Implementation:Lance format Lance CompactionTask Execute
| Knowledge Sources | |
|---|---|
| Domains | Data_Engineering, Storage_Optimization |
| Last Updated | 2026-02-08 19:00 GMT |
Overview
Concrete tool for executing a single compaction task that rewrites one or more fragments into new, optimally-sized fragments, provided by the Lance library.
Description
CompactionTask::execute is the entry point for running a compaction task. It first ensures the dataset is checked out to the correct read version (the version from which compaction was planned). It then delegates to the internal rewrite_files function, which:
- Checks whether the binary copy optimization is eligible for the input fragments.
- If binary copy is eligible, copies data pages verbatim from input to output files without re-encoding.
- If binary copy is not eligible, creates a scanner over the input fragments, captures row IDs, and writes the scanned data to new fragment files.

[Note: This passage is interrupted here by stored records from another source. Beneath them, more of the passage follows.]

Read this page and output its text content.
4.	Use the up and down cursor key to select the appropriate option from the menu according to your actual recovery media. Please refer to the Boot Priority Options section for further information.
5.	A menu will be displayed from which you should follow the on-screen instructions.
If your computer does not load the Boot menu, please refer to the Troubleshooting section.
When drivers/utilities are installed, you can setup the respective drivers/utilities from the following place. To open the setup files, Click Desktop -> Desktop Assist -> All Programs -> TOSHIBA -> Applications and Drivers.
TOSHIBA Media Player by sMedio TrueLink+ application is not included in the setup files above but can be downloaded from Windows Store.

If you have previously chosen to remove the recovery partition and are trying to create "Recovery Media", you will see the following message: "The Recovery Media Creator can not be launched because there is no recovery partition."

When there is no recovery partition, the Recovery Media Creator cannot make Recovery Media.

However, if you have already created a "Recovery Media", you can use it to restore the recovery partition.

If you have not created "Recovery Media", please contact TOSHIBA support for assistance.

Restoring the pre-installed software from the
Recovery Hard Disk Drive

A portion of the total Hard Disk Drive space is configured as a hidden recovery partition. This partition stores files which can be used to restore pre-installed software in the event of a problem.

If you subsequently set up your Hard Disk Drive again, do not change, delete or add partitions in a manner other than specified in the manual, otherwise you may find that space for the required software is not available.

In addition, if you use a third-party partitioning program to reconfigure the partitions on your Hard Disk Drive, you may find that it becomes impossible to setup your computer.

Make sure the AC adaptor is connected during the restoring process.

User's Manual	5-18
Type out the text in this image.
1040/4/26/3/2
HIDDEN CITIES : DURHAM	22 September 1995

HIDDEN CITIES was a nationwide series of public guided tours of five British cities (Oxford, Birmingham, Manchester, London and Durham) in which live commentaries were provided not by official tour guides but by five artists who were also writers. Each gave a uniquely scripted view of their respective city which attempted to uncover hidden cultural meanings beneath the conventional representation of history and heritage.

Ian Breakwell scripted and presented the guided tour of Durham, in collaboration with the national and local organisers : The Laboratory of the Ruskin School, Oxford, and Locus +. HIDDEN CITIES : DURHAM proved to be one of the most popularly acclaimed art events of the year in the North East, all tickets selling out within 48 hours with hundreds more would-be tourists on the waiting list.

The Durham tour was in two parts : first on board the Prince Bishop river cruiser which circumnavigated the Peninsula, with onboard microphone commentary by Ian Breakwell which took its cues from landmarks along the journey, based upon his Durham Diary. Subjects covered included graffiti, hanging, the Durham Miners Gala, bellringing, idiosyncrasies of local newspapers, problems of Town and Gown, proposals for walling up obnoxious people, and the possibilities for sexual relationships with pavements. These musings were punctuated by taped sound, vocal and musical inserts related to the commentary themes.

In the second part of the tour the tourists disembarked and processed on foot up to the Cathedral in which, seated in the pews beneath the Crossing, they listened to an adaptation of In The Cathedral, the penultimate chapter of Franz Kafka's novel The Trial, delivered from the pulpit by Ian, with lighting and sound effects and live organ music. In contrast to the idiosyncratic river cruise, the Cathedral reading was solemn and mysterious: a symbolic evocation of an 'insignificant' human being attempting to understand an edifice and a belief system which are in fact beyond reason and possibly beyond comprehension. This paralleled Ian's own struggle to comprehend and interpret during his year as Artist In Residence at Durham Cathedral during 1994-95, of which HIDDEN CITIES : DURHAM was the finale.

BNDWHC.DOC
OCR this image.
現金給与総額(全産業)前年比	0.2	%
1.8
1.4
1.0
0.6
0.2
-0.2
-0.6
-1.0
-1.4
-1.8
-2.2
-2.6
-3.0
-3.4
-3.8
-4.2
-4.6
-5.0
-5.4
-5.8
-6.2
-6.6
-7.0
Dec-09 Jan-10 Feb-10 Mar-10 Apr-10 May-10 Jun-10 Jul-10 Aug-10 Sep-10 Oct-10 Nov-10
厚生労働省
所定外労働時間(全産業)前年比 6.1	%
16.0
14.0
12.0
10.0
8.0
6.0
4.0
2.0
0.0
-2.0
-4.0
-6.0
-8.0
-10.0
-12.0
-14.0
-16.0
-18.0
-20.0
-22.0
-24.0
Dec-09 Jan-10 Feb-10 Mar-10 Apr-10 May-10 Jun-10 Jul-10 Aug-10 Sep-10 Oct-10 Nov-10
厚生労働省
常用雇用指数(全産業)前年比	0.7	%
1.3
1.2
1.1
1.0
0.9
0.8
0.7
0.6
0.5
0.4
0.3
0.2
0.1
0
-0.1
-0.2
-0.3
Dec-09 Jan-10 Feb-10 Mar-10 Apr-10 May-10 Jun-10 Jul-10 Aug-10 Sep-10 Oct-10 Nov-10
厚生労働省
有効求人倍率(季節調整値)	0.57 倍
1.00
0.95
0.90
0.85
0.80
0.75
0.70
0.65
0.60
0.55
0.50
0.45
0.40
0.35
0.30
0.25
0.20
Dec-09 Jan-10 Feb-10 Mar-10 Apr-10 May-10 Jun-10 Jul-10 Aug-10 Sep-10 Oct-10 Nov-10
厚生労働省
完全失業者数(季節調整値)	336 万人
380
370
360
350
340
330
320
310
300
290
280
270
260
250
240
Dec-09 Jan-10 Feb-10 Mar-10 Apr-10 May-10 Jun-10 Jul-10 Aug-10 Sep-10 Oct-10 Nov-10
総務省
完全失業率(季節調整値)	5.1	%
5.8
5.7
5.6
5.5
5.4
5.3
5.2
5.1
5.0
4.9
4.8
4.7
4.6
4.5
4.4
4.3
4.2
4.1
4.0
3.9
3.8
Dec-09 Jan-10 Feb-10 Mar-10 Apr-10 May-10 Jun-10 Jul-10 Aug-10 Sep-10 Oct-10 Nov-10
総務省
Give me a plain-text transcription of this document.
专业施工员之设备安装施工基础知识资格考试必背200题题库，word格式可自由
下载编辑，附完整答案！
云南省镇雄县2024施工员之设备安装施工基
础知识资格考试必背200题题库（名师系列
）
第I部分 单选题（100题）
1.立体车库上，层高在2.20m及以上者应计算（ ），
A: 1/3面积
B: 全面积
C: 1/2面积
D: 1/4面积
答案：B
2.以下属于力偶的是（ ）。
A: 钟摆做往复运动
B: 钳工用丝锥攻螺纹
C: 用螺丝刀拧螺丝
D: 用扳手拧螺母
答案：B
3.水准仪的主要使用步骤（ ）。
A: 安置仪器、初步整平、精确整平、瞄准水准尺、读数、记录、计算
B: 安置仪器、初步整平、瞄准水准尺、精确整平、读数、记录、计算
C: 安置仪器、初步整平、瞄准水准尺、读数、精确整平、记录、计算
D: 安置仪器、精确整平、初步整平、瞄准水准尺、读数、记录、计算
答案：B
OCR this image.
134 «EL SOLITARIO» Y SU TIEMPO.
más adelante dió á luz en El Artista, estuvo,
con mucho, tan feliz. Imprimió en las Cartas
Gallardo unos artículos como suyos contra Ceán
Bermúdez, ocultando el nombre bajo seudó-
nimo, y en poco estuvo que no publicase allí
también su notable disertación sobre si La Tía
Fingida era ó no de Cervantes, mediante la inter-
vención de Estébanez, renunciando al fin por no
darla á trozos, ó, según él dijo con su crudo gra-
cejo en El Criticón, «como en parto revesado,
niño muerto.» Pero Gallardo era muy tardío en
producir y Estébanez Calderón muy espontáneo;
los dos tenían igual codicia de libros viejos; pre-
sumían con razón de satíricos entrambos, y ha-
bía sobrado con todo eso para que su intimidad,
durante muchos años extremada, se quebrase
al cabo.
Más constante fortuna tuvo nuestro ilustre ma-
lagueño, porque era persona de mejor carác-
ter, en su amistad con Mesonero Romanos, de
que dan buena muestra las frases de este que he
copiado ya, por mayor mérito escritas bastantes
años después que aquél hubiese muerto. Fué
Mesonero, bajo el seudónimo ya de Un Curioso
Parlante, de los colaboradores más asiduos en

- Reserves new fragment IDs through a
ReserveFragmentscommit to avoid collisions. - Builds a row ID mapping (old row addresses to new row addresses) for subsequent index remapping, or serializes changed row addresses if index remap is deferred.
- Computes
CompactionMetricssummarizing the operation.
Usage
Use CompactionTask::execute in the middle step of a distributed compaction workflow. After receiving a serialized task from the coordinator, each worker deserializes it, opens the dataset at the appropriate version, and calls execute(). The resulting RewriteResult is sent back to the coordinator for the commit phase.
Code Reference
Source Location
- Repository: Lance
- File:
rust/lance/src/dataset/optimize.rs - Lines: L727-L731 (CompactionTask struct), L742-L749 (execute method), L917-L1131 (rewrite_files)
Signature
pub struct CompactionTask {
pub task: TaskData,
pub read_version: u64,
pub options: CompactionOptions,
}
impl CompactionTask {
pub async fn execute(&self, dataset: &Dataset) -> Result<RewriteResult>
}
Import
use lance::dataset::optimize::{CompactionTask, RewriteResult};
I/O Contract
Inputs
| Name | Type | Required | Description |
|---|---|---|---|
| self | &CompactionTask | Yes | The compaction task containing the fragments to rewrite, the read version, and compaction options. |
| dataset | &Dataset | Yes | Reference to the Lance dataset. If the dataset version does not match read_version, the task will check out the correct version automatically.
|
CompactionTask fields:
| Field | Type | Description |
|---|---|---|
| task | TaskData | Contains fragments: Vec<Fragment>, the list of fragments to compact.
|
| read_version | u64 | The dataset version from which compaction was planned. |
| options | CompactionOptions | The compaction configuration (target rows, binary copy settings, etc.). |
Outputs
| Name | Type | Description |
|---|---|---|
| RewriteResult | struct | The result of the rewrite operation, containing the fields below. |
RewriteResult fields:
| Field | Type | Description |
|---|---|---|
| metrics | CompactionMetrics | Counts of fragments/files added and removed. |
| new_fragments | Vec<Fragment> | The newly written fragment metadata. |
| read_version | u64 | The dataset version that was read during execution. |
| original_fragments | Vec<Fragment> | The original input fragments that were rewritten. |
| row_id_map | Option<HashMap<u64, Option<u64>>> | Mapping from old row IDs to new row IDs (or None if the row was deleted). Set when index remap is not deferred. |
| changed_row_addrs | Option<Vec<u8>> | Serialized RoaringTreemap of changed row addresses. Set when index remap is deferred.
|
Usage Examples
use lance::Dataset;
use lance::dataset::optimize::{plan_compaction, CompactionOptions};
async fn distributed_compaction(dataset: &Dataset) -> lance::Result<()> {
let options = CompactionOptions::default();
let plan = plan_compaction(dataset, &options).await?;
let mut results = Vec::new();
for task in plan.compaction_tasks() {
// In a real system, serialize `task` and send to a worker.
// On the worker:
let result = task.execute(dataset).await?;
println!(
"Task rewrote {} fragments into {} new fragments",
result.metrics.fragments_removed,
result.metrics.fragments_added
);
results.push(result);
}
// results are then passed to commit_compaction()
Ok(())
}